Columbus Street Bridge
Anyone who has lived in Cleveland for a while knows that a certain rivalry exists between its east and west sides, separated as they are by the Cuyahoga River. What most people don't realize is just how far back in history the rivalry goes, or that in the 1830s the building of a new bridge over the river sparked violence between residents of Cleveland (east) and Ohio City (west).
By the 1830s, Ohio City—a separate city until it was annexed by Cleveland in the 1850s—was falling behind its more prosperous neighbor on the east bank of the Cuyahoga. Ohio City residents became enraged when a Cleveland syndicate that included Cleveland's future mayor John W. Willey constructed a bridge on Columbus Street in the Flats to connect the new Cleveland Centre and Willeyville subdivisions. The new bridge took a southerly route that bypassed Ohio City's main commercial district on what is now West 25th Street. Given that this new bridge was far superior to the floating bridge further north that had previously been the only span connecting the two cities, Ohio City rightfully feared a drastic decline in traffic and goods moving through their city. Incensed, they decided to boycott the bridge. Cleveland retaliated by removing their half of the old floating bridge.
On October 31, 1836, an angry mob of Ohio City residents marched to the Columbus Street Bridge intending to destroy it. Cleveland's Mayor Willey and a number of Cleveland residents met them and fighting broke out, leaving three men seriously injured before the County Sheriff put a stop to the violence. The courts eventually resolved the issue, allowing for both bridges to be opened to traffic.

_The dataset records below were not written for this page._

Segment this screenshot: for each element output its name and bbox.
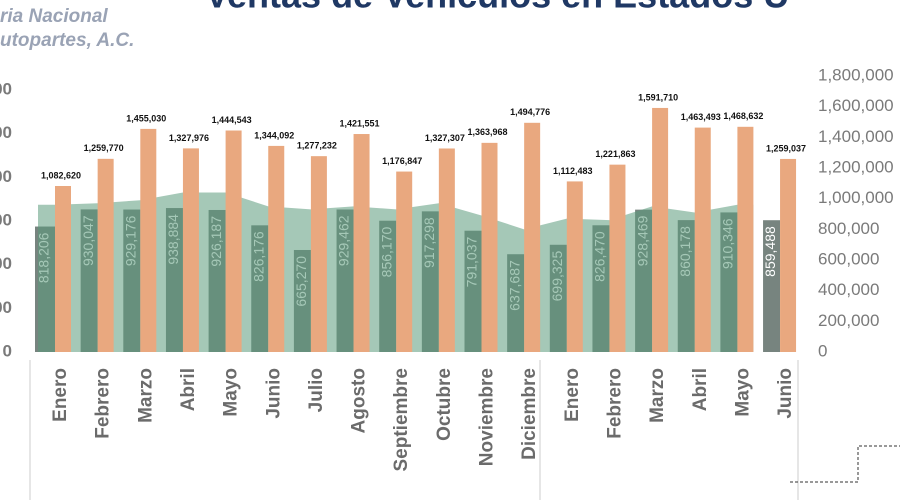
y2-tick-label: 200,000 bbox=[0, 298, 12, 317]
org-name: ria Nacional bbox=[0, 6, 108, 27]
x-tick-label: Septiembre bbox=[391, 368, 412, 471]
bar bbox=[396, 171, 413, 352]
value-label: 859,488 bbox=[762, 226, 778, 277]
x-tick-label: Mayo bbox=[732, 368, 753, 417]
value-label: 1,259,037 bbox=[766, 143, 806, 153]
bar bbox=[182, 148, 199, 352]
value-label: 1,494,776 bbox=[510, 107, 550, 117]
y-tick-label: 1,200,000 bbox=[818, 157, 894, 176]
x-tick-label: Octubre bbox=[434, 368, 455, 441]
value-label: 1,327,976 bbox=[169, 133, 209, 143]
y2-tick-label: 1,200,000 bbox=[0, 79, 12, 98]
x-tick-label: Marzo bbox=[135, 368, 156, 423]
value-label: 1,327,307 bbox=[425, 133, 465, 143]
bar bbox=[524, 122, 541, 352]
value-label: 1,277,232 bbox=[297, 141, 337, 151]
bar bbox=[55, 185, 71, 352]
bar bbox=[780, 158, 797, 352]
bar bbox=[268, 145, 285, 352]
x-tick-label: Marzo bbox=[647, 368, 668, 423]
x-tick-label: Febrero bbox=[93, 368, 114, 439]
bar bbox=[353, 134, 370, 352]
bar bbox=[737, 126, 754, 353]
x-tick-label: Diciembre bbox=[519, 368, 540, 460]
value-label: 1,444,543 bbox=[212, 115, 252, 125]
value-label: 1,463,493 bbox=[681, 112, 721, 122]
x-tick-label: Junio bbox=[775, 368, 796, 419]
x-tick-label: Junio bbox=[263, 368, 284, 419]
value-label: 1,176,847 bbox=[382, 156, 422, 166]
y-tick-label: 800,000 bbox=[818, 219, 879, 238]
value-label: 1,112,483 bbox=[553, 166, 593, 176]
value-label: 1,221,863 bbox=[595, 149, 635, 159]
y2-tick-label: 1,000,000 bbox=[0, 123, 12, 142]
bar bbox=[97, 158, 114, 352]
bar bbox=[481, 142, 498, 352]
decoration bbox=[790, 445, 900, 483]
value-label: 1,363,968 bbox=[467, 127, 507, 137]
x-tick-label: Abril bbox=[178, 368, 199, 411]
x-tick-label: Enero bbox=[50, 368, 71, 422]
x-tick-label: Julio bbox=[306, 368, 327, 412]
bar bbox=[140, 128, 157, 352]
y-tick-label: 400,000 bbox=[818, 280, 879, 299]
y-tick-label: 1,400,000 bbox=[818, 127, 894, 146]
x-tick-label: Febrero bbox=[604, 368, 625, 439]
x-tick-label: Noviembre bbox=[477, 368, 498, 466]
value-label: 1,259,770 bbox=[84, 143, 124, 153]
y2-tick-label: 0 bbox=[3, 341, 12, 360]
org-name: utopartes, A.C. bbox=[0, 30, 134, 51]
x-tick-label: Abril bbox=[690, 368, 711, 411]
y2-tick-label: 400,000 bbox=[0, 254, 12, 273]
value-label: 1,421,551 bbox=[340, 118, 380, 128]
bar bbox=[438, 148, 455, 352]
bar bbox=[694, 127, 711, 352]
bar bbox=[566, 181, 583, 352]
y-tick-label: 0 bbox=[818, 341, 827, 360]
chart-title: Ventas de Vehículos en Estados U bbox=[205, 0, 789, 16]
bar bbox=[609, 164, 626, 352]
y2-tick-label: 600,000 bbox=[0, 210, 12, 229]
y-tick-label: 1,600,000 bbox=[818, 96, 894, 115]
bar bbox=[310, 156, 327, 352]
value-label: 1,455,030 bbox=[126, 113, 166, 123]
bar bbox=[652, 107, 669, 352]
bar bbox=[225, 130, 242, 352]
x-tick-label: Mayo bbox=[221, 368, 242, 417]
value-label: 1,082,620 bbox=[41, 170, 81, 180]
y-tick-label: 1,000,000 bbox=[818, 188, 894, 207]
x-tick-label: Enero bbox=[562, 368, 583, 422]
value-label: 1,344,092 bbox=[254, 130, 294, 140]
y-tick-label: 600,000 bbox=[818, 249, 879, 268]
value-label: 1,468,632 bbox=[723, 111, 763, 121]
x-tick-label: Agosto bbox=[349, 368, 370, 433]
value-label: 1,591,710 bbox=[638, 92, 678, 102]
y2-tick-label: 800,000 bbox=[0, 167, 12, 186]
bar bbox=[763, 220, 781, 352]
y-tick-label: 1,800,000 bbox=[818, 65, 894, 84]
y-tick-label: 200,000 bbox=[818, 311, 879, 330]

The old Columbus Street bridge was replaced by an iron bridge in 1870. After that, a double swing bridge—then the world's first—took that bridge's place. Later, in 1940, WPA workers installed a steel lift bridge on Columbus Road. This bridge underwent a substantial restoration in 2013-14.
Speaking to your typical Clevelander it becomes clear that while the original Columbus Street Bridge may be long gone, the rivalry between the east and west sides of Cleveland remains firmly in place. But perhaps a bit less violently.